要は、物理的にどうやっても増え続ける構造であることに加え、制度や行政等の対応が、所有者の心理を充分に理解した上で、先回りした手を施すような仕組みとなっていないことが、今後空き家問題が解消するどころか、更に深刻化する要因なのです。

つまり、空き家所有者心理を充分に理解した上で、空き家所有者や次世代にとって「空き家放置」がどれだけデメリットがありリスクなのかと、今から行動することのメリットをしっかり理解しもらう活動が必要です。(「空き家相談会」ではないことを繰り返しておきます。
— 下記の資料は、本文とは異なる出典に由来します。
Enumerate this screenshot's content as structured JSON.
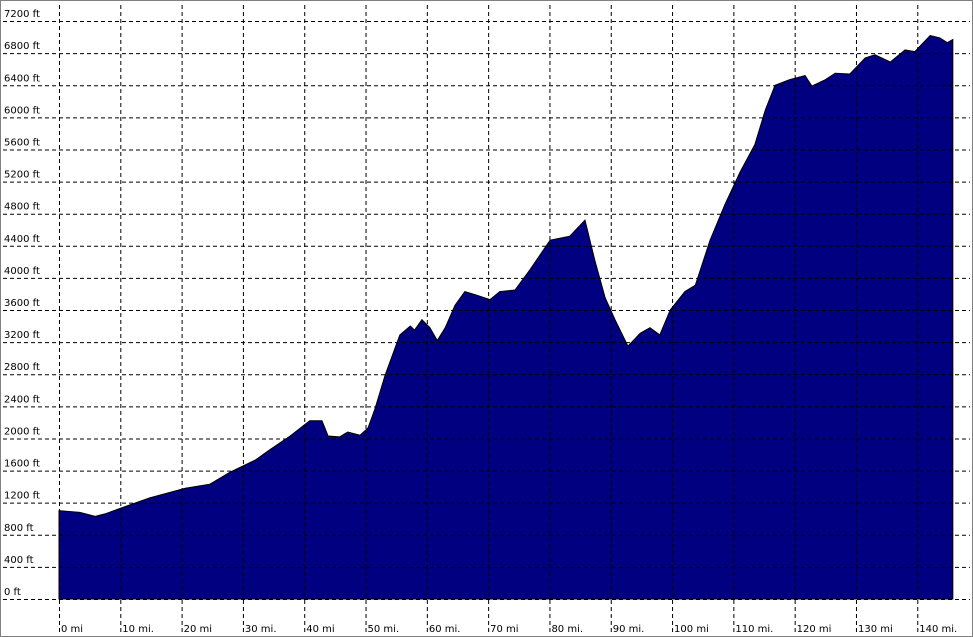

)

もっと言うと、空き家所有者ではなく「空き家予備軍」と言われる『実家の親世代』に向けて、今のうちから行動してもらい「空き家としない」働きかけを丁寧に実施する(空き家防止)こと。

以上2点が空き家問題解消に向けた本質的な取り組みなのです。

そのため、もっと民間で対応を進めないといけないところですが、本来扱うべき不動産業者はお金になるものしか扱いませんし、面倒な活動を毛嫌いする人達も多いです。

そして、都心の坪単価が高い不動産は喜んで扱うものの、郊外の安い不動産は嫌がります。

それらを踏まえ、私1人が声を上げたところであまり変わらないかもしれませんが、例え1件でも空き家問題で後悔する人や負担を抱えて困っている人を増やさないために、出来るだけの活動を続けていきます。